Rund 4.000 Feuerwehrleute sind kreisweit für andere im Einsatz

 

Egal ob es brennt, der Keller voller Wasser steht, ein Schaf in einen Kanal gestürzt ist, Menschen in einem Aufzug feststecken oder nach einem Unfall in ihrem Auto eingeklemmt sind: Feuerwehrleute sind rund um die Uhr im Einsatz, um Menschen und Tiere aus Notlagen zu befreien, Brände zu bekämpfen und die Umwelt zu schützen. Im Landkreis gibt es in 49 der 50 Gemeinden eine eigene Wehr. Einzig Merzhausen fällt aus der Reihe. Hier rückt die Feuerwehr Freiburg an, wenn es brennt, denn sie hat es nicht weit.

Mehr Aktive, mehr Einsätze: 2018 sei die Zahl der aktiven Feuerwehrkameraden im Kreis so hoch gewesen wie noch nie, sagt Christoph Zachow, der Vorsitzende des Kreisfeuerwehrverbands. 3943 Aktive zählten die Wehren des Kreises im vergangenen Jahr. Die Zahl der Einsätze im Landkreis lag 2018 bei 507 Bränden und 1719 technischen Hilfeleistungen. "Heutzutage wird die Wehr zu viel mehr Bagatellen gerufen als früher. Bei uns in Breisach, wo ich stellvertretender Kommandant bin, ist der Klassiker der festgefrorene Schwan auf dem Rhein. Früher hätte uns wegen so etwas niemand gerufen", sagt Zachow.

Dass die Feuerwehr öfter alarmiert werde, liegt seiner Meinung nach auch daran, dass heute jeder ein Mobiltelefon besitze. "Teilweise melden die Anrufer einen Brand, den sie aus einiger Entfernung gesehen haben, und wissen dann nicht genau, wo er ist, und schauen auch nicht nach – sie rufen einfach an. Das hat sich teilweise dann als Scheibenschlagen herausgestellt", erzählt Zachow. Reduziert habe sich aber die Zahl der Verkehrsunfälle, bei denen die Feuerwehr technische Hilfe leisten müsse. "Die Autos sind inzwischen sicherer und stabiler geworden", sagt er.

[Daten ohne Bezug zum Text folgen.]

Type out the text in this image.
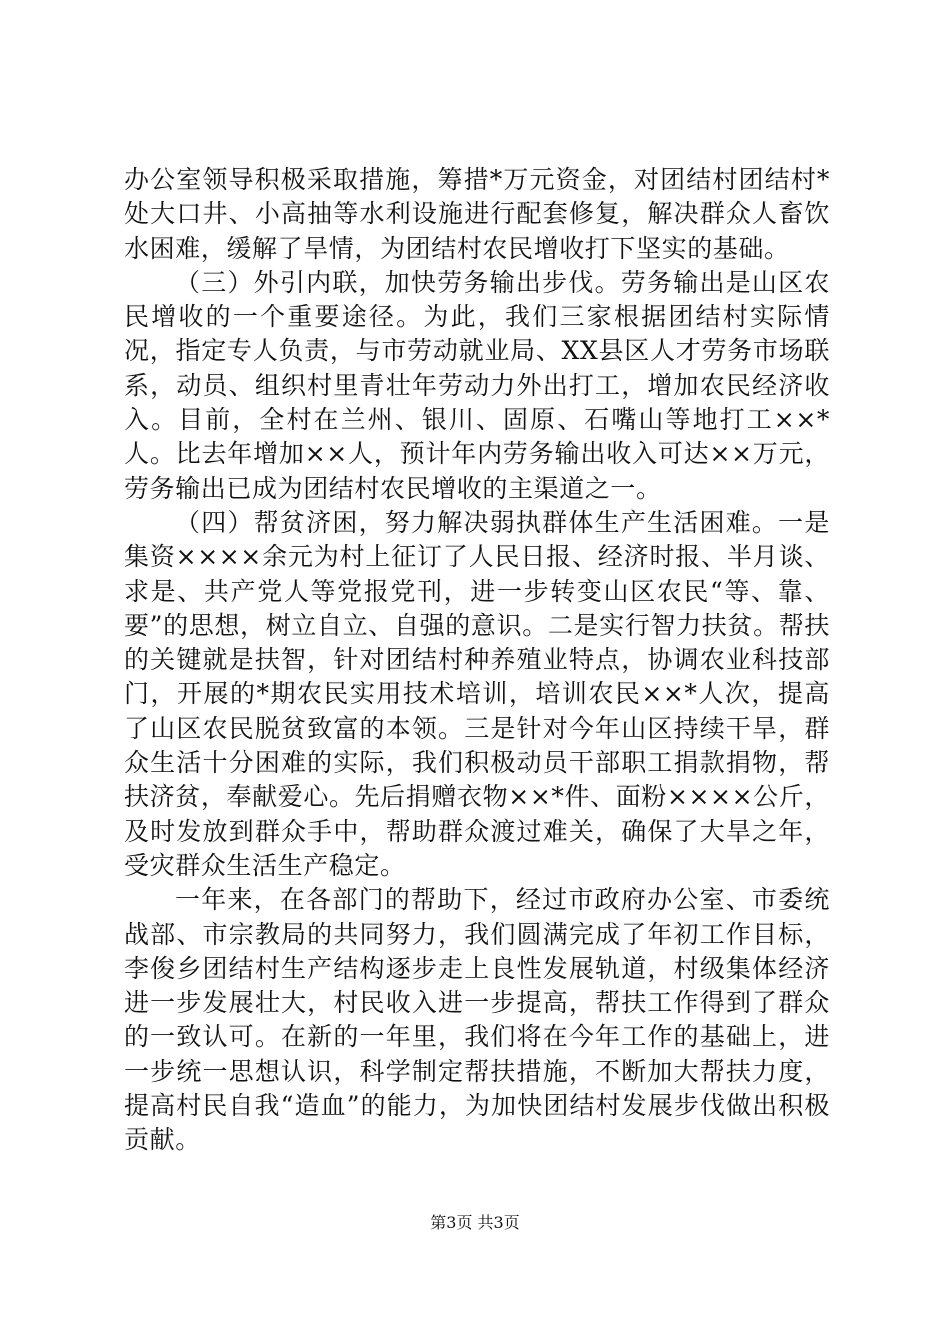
办公室领导积极采取措施，筹措*万元资金，对团结村团结村*处大口井、小高抽等水利设施进行配套修复，解决群众人畜饮水困难，缓解了旱情，为团结村农民增收打下坚实的基础。

（三）外引内联，加快劳务输出步伐。劳务输出是山区农民增收的一个重要途径。为此，我们三家根据团结村实际情况，指定专人负责，与市劳动就业局、XX县区人才劳务市场联系，动员、组织村里青壮年劳动力外出打工，增加农民经济收入。目前，全村在兰州、银川、固原、石嘴山等地打工××*人。比去年增加××人，预计年内劳务输出收入可达××万元，劳务输出已成为团结村农民增收的主渠道之一。

（四）帮贫济困，努力解决弱执群体生产生活困难。一是集资××××余元为村上征订了人民日报、经济时报、半月谈、求是、共产党人等党报党刊，进一步转变山区农民“等、靠、要”的思想，树立自立、自强的意识。二是实行智力扶贫。帮扶的关键就是扶智，针对团结村种养殖业特点，协调农业科技部门，开展的*期农民实用技术培训，培训农民××*人次，提高了山区农民脱贫致富的本领。三是针对今年山区持续干旱，群众生活十分困难的实际，我们积极动员干部职工捐款捐物，帮扶济贫，奉献爱心。先后捐赠衣物××*件、面粉××××公斤，及时发放到群众手中，帮助群众渡过难关，确保了大旱之年，受灾群众生活生产稳定。

一年来，在各部门的帮助下，经过市政府办公室、市委统战部、市宗教局的共同努力，我们圆满完成了年初工作目标，李俊乡团结村生产结构逐步走上良性发展轨道，村级集体经济进一步发展壮大，村民收入进一步提高，帮扶工作得到了群众的一致认可。在新的一年里，我们将在今年工作的基础上，进一步统一思想认识，科学制定帮扶措施，不断加大帮扶力度，提高村民自我“造血”的能力，为加快团结村发展步伐做出积极贡献。

第3页 共3页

Mehr technische Hilfeleistungen als Brände


48 der Feuerwehren im Landkreis haben eine Jugendabteilung, zehn eine Kinderfeuerwehr. "Die wichtigste Rekrutierungsquelle ist natürlich die Jugendfeuerwehr. Ohne Quereinsteiger würde es aber nicht funktionieren", sagt Zachow. "Kinderfeuerwehren sind immer mehr im Kommen, erfordern aber einen ganz anderen Betreuungsaufwand als die Jugend und auch räumliche Voraussetzungen", erklärt er. Sie seien jedoch auch wichtig, um die Kinder schon früh für die Wehr zu gewinnen. Andere Vereine seien da oft früher dran.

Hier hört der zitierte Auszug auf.